Sketchbook: A Spot of Scribbling
Pencil on paper
I have an odd split in my creativity - when drawing, I'm much more interested in characters, and when writing, I find it much easier to describe landscapes than people. At the keyboard, I sink easily into lavish descriptions of place, but my drawn characters' surroundings often languish. For a successful graphic story, the two must work together.
A strip set in modern times, in an ordinary city with human characters, might get by with relatively little background detail. If the design on the curtains doesn't say anything about the character, the artist can safely omit it. The reader's brain fills in the details. Fantasy worlds, however, require a commitment to setting. If you want your enchanted castle to have an Arabian Nights feel, you'd better draw some mosaics or your readers might imagine Celtic knotwork instead, based on the hundred other fantasy castles they've seen.

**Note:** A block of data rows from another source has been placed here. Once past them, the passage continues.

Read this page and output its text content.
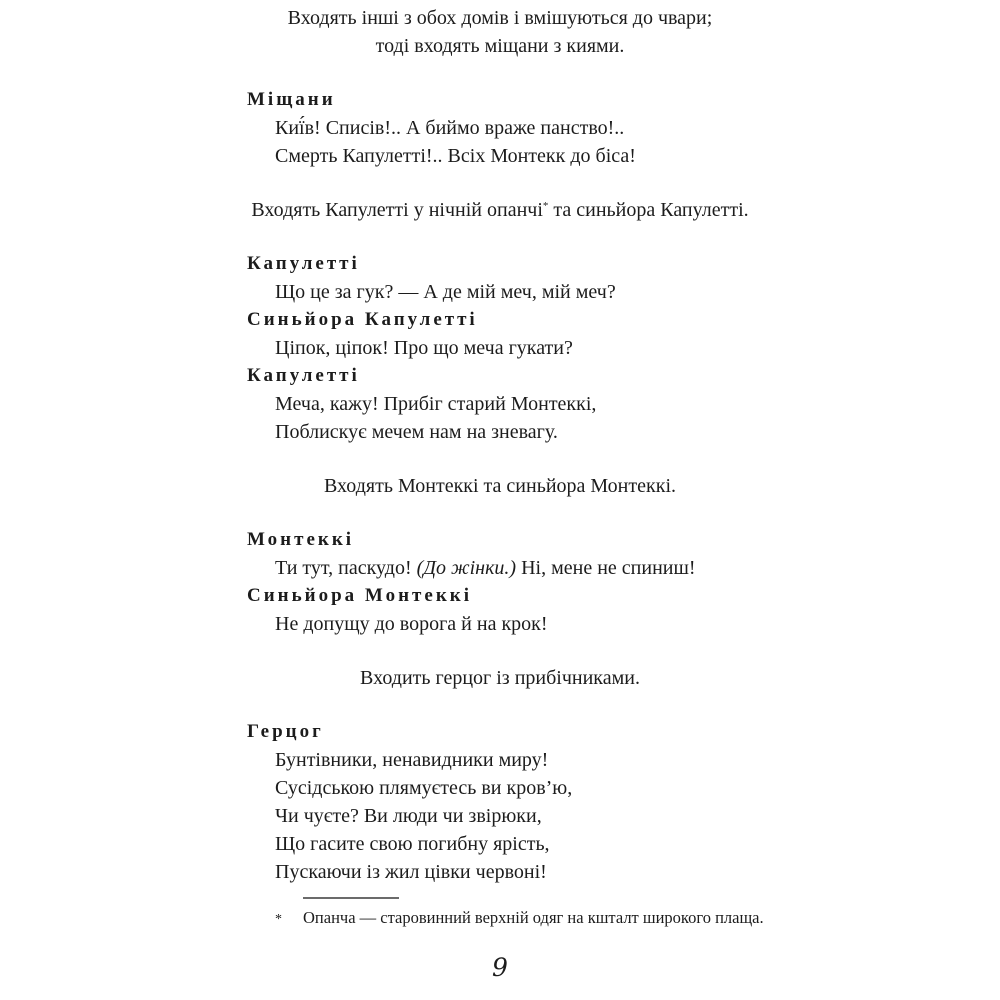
Входять інші з обох домів і вмішуються до чвари;
тоді входять міщани з киями.
Міщани
Киї́в! Списів!.. А биймо враже панство!..
Смерть Капулетті!.. Всіх Монтекк до біса!
Входять Капулетті у нічній опанчі* та синьйора Капулетті.
Капулетті
Що це за гук? — А де мій меч, мій меч?
Синьйора Капулетті
Ціпок, ціпок! Про що меча гукати?
Капулетті
Меча, кажу! Прибіг старий Монтеккі,
Поблискує мечем нам на зневагу.
Входять Монтеккі та синьйора Монтеккі.
Монтеккі
Ти тут, паскудо! (До жінки.) Ні, мене не спиниш!
Синьйора Монтеккі
Не допущу до ворога й на крок!
Входить герцог із прибічниками.
Герцог
Бунтівники, ненавидники миру!
Сусідською плямуєтесь ви кров’ю,
Чи чуєте? Ви люди чи звірюки,
Що гасите свою погибну ярість,
Пускаючи із жил цівки червоні!
* Опанча — старовинний верхній одяг на кшталт широкого плаща.
9
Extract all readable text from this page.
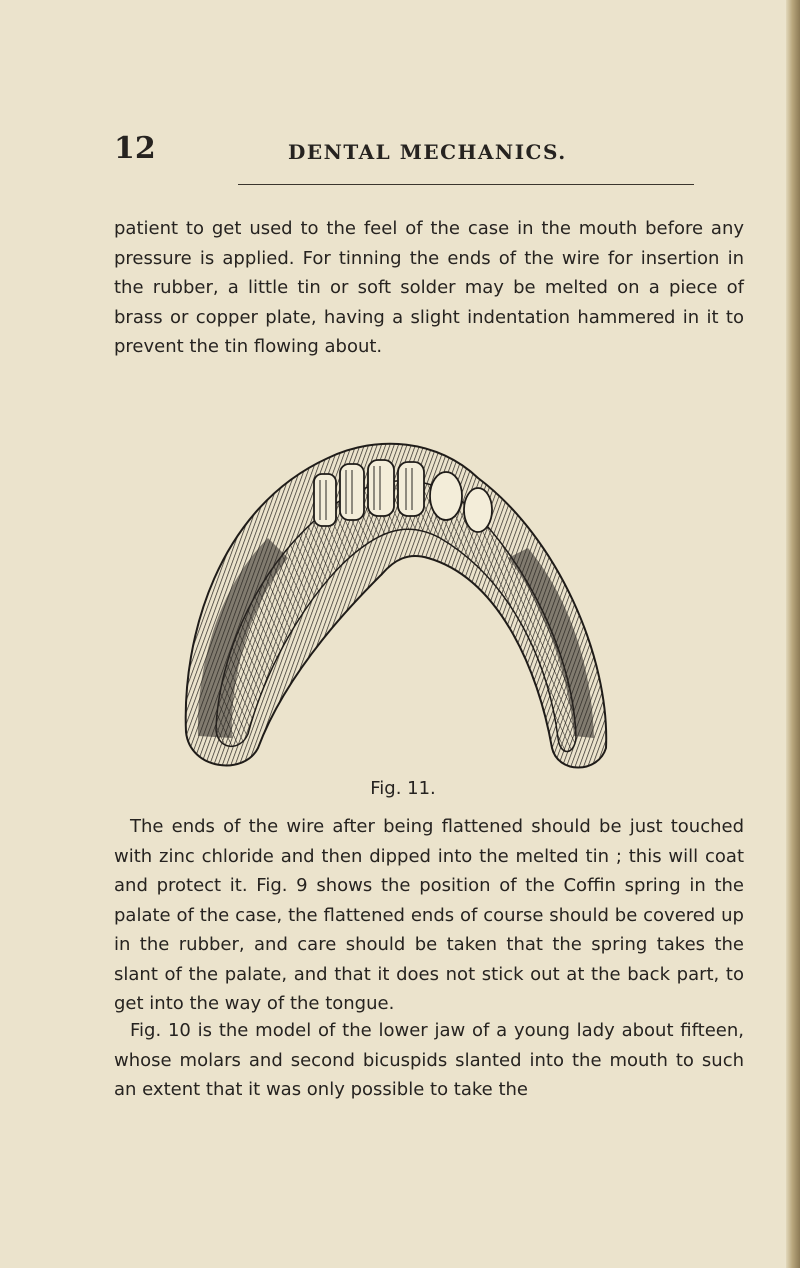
12	DENTAL MECHANICS.

patient to get used to the feel of the case in the mouth before any pressure is applied. For tinning the ends of the wire for insertion in the rubber, a little tin or soft solder may be melted on a piece of brass or copper plate, having a slight indentation hammered in it to prevent the tin flowing about.

Fig. 11.

The ends of the wire after being flattened should be just touched with zinc chloride and then dipped into the melted tin ; this will coat and protect it. Fig. 9 shows the position of the Coffin spring in the palate of the case, the flattened ends of course should be covered up in the rubber, and care should be taken that the spring takes the slant of the palate, and that it does not stick out at the back part, to get into the way of the tongue.

Fig. 10 is the model of the lower jaw of a young lady about fifteen, whose molars and second bicuspids slanted into the mouth to such an extent that it was only possible to take the
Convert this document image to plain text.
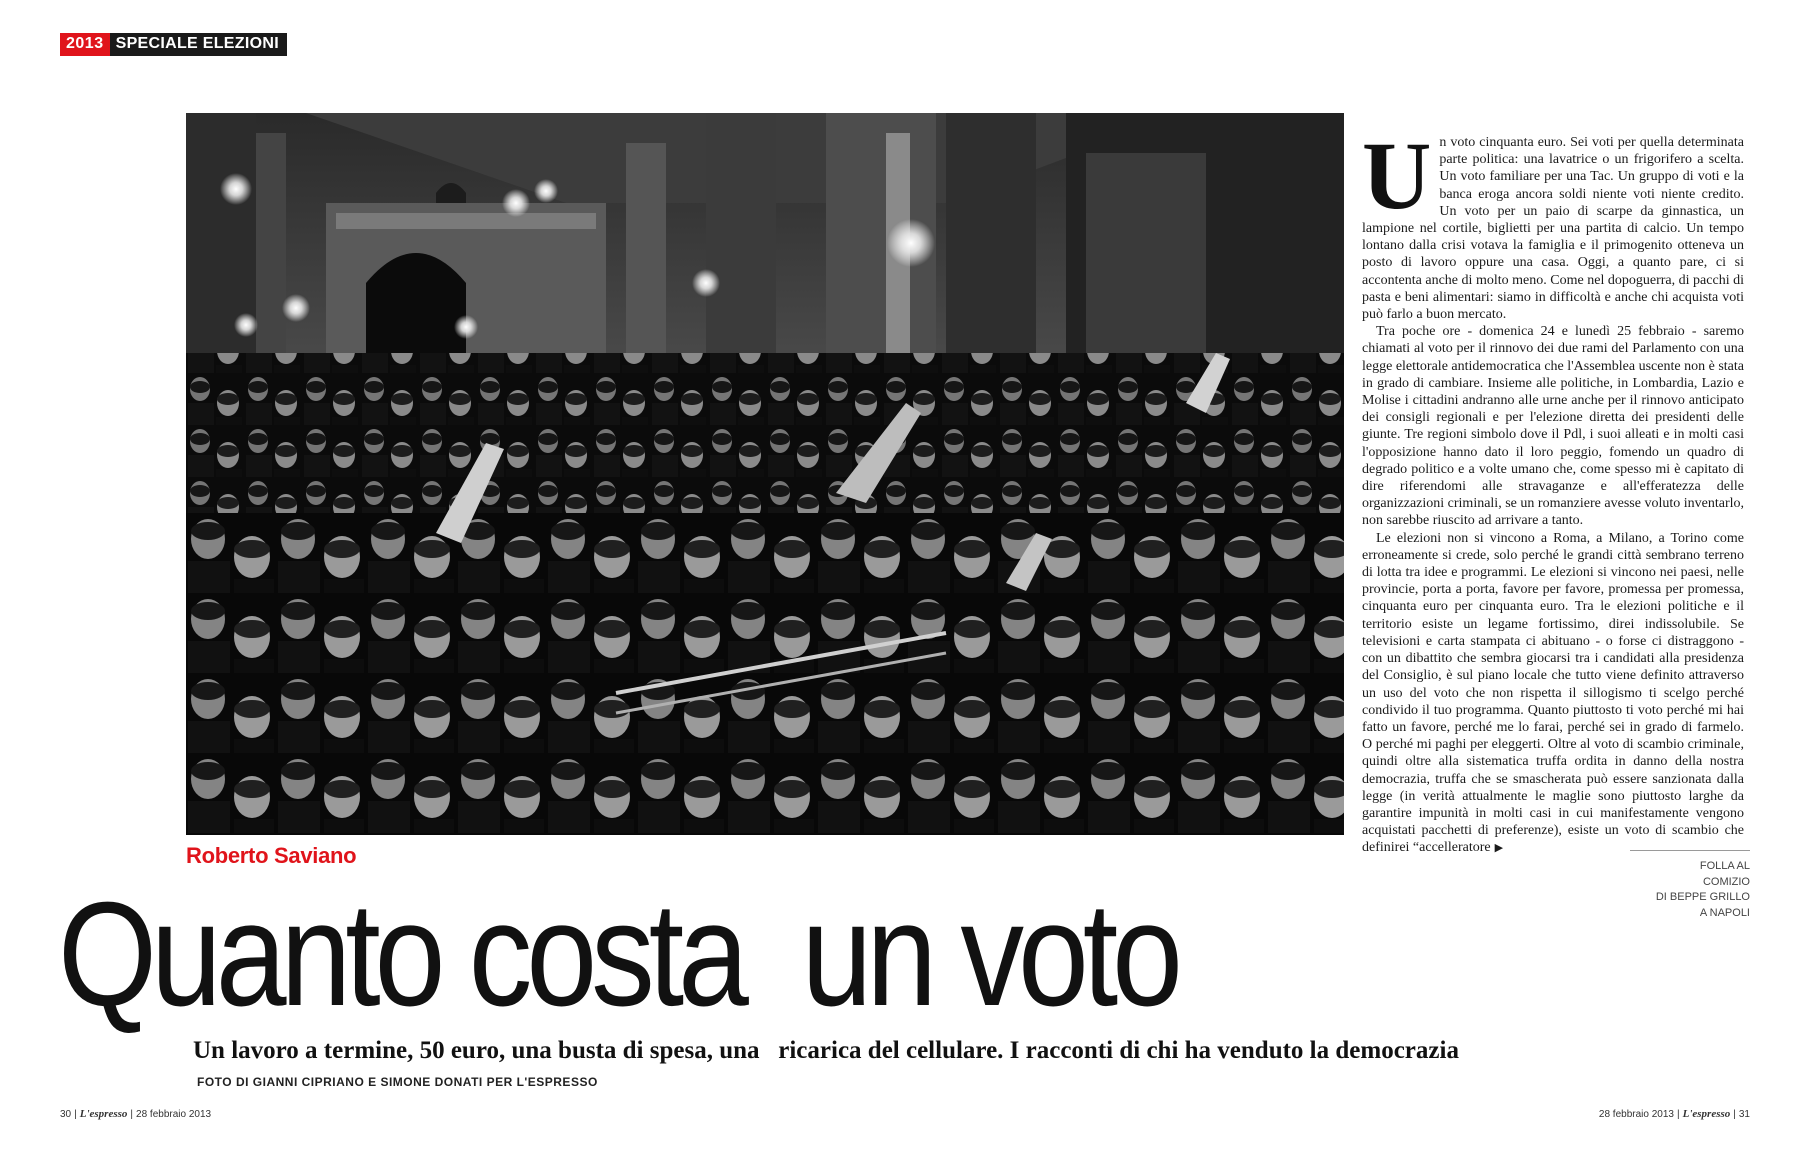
2013 SPECIALE ELEZIONI
U n voto cinquanta euro. Sei voti per quella determinata parte politica: una lavatrice o un frigorifero a scelta. Un voto familiare per una Tac. Un gruppo di voti e la banca eroga ancora soldi niente voti niente credito. Un voto per un paio di scarpe da ginnastica, un lampione nel cortile, biglietti per una partita di calcio. Un tempo lontano dalla crisi votava la famiglia e il primogenito otteneva un posto di lavoro oppure una casa. Oggi, a quanto pare, ci si accontenta anche di molto meno. Come nel dopoguerra, di pacchi di pasta e beni alimentari: siamo in difficoltà e anche chi acquista voti può farlo a buon mercato.

Tra poche ore - domenica 24 e lunedì 25 febbraio - saremo chiamati al voto per il rinnovo dei due rami del Parlamento con una legge elettorale antidemocratica che l'Assemblea uscente non è stata in grado di cambiare. Insieme alle politiche, in Lombardia, Lazio e Molise i cittadini andranno alle urne anche per il rinnovo anticipato dei consigli regionali e per l'elezione diretta dei presidenti delle giunte. Tre regioni simbolo dove il Pdl, i suoi alleati e in molti casi l'opposizione hanno dato il loro peggio, fomendo un quadro di degrado politico e a volte umano che, come spesso mi è capitato di dire riferendomi alle stravaganze e all'efferatezza delle organizzazioni criminali, se un romanziere avesse voluto inventarlo, non sarebbe riuscito ad arrivare a tanto.

Le elezioni non si vincono a Roma, a Milano, a Torino come erroneamente si crede, solo perché le grandi città sembrano terreno di lotta tra idee e programmi. Le elezioni si vincono nei paesi, nelle provincie, porta a porta, favore per favore, promessa per promessa, cinquanta euro per cinquanta euro. Tra le elezioni politiche e il territorio esiste un legame fortissimo, direi indissolubile. Se televisioni e carta stampata ci abituano - o forse ci distraggono - con un dibattito che sembra giocarsi tra i candidati alla presidenza del Consiglio, è sul piano locale che tutto viene definito attraverso un uso del voto che non rispetta il sillogismo ti scelgo perché condivido il tuo programma. Quanto piuttosto ti voto perché mi hai fatto un favore, perché me lo farai, perché sei in grado di farmelo. O perché mi paghi per eleggerti. Oltre al voto di scambio criminale, quindi oltre alla sistematica truffa ordita in danno della nostra democrazia, truffa che se smascherata può essere sanzionata dalla legge (in verità attualmente le maglie sono piuttosto larghe da garantire impunità in molti casi in cui manifestamente vengono acquistati pacchetti di preferenze), esiste un voto di scambio che definirei “accelleratore ▶

FOLLA AL
COMIZIO
DI BEPPE GRILLO
A NAPOLI
Roberto Saviano
Quanto costa  un voto
Un lavoro a termine, 50 euro, una busta di spesa, una   ricarica del cellulare. I racconti di chi ha venduto la democrazia
FOTO DI GIANNI CIPRIANO E SIMONE DONATI PER L'ESPRESSO
30 | L'espresso | 28 febbraio 2013	28 febbraio 2013 | L'espresso | 31
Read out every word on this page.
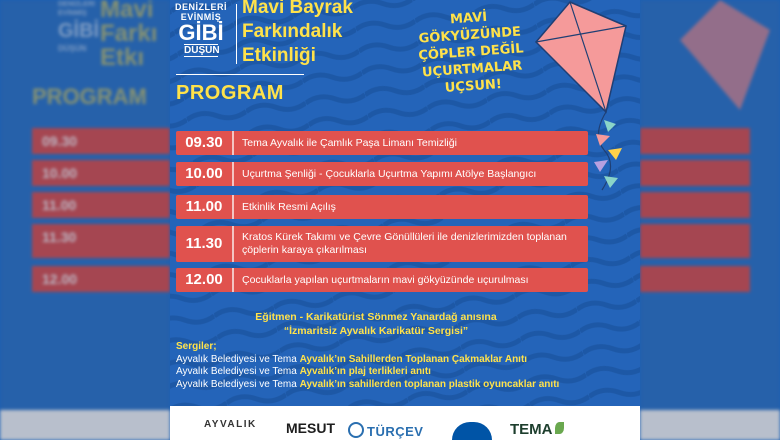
DENİZLERİ
EVİNMİŞ
GİBİ
DÜŞÜN
Mavi
Farkı
Etkı
PROGRAM
09.30
10.00
11.00
11.30
12.00
DENİZLERİ
EVİNMİŞ
GİBİ
DÜŞÜN
Mavi Bayrak
Farkındalık
Etkinliği
PROGRAM
MAVİ
GÖKYÜZÜNDE
ÇÖPLER DEĞİL
UÇURTMALAR
UÇSUN!
09.30	Tema Ayvalık ile Çamlık Paşa Limanı Temizliği
10.00	Uçurtma Şenliği - Çocuklarla Uçurtma Yapımı Atölye Başlangıcı
11.00	Etkinlik Resmi Açılış
11.30	Kratos Kürek Takımı ve Çevre Gönüllüleri ile denizlerimizden toplanan çöplerin karaya çıkarılması
12.00	Çocuklarla yapılan uçurtmaların mavi gökyüzünde uçurulması
Eğitmen - Karikatürist Sönmez Yanardağ anısına
“İzmaritsiz Ayvalık Karikatür Sergisi”
Sergiler;
Ayvalık Belediyesi ve Tema Ayvalık’ın Sahillerden Toplanan Çakmaklar Anıtı
Ayvalık Belediyesi ve Tema Ayvalık’ın plaj terlikleri anıtı
Ayvalık Belediyesi ve Tema Ayvalık’ın sahillerden toplanan plastik oyuncaklar anıtı
AYVALIK MESUT	TÜRÇEV	TEMA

On this sketchbook page, I tried to work some of my favorite Gothic styles into the comic's unique look and feel. I can't draw every single doorknob, but I can establish a series of patterns that repeat themselves throughout the comic and give it a unified look. Castle Whatsitsname is a place of heavy stone and wood, with iron fixtures offset by some delicate features like the Gothic windows. The Undertaker's family orginially comes from Romania, and built the Castle in the 1800s. The table is modeled after one I found in a photo of a Romanian palace-turned-museum, but most of the rest is my own invention. In the end, this story is about imagination and beliefs, not historical accuracy, and the Undertaker's family were iconoclasts to say the least.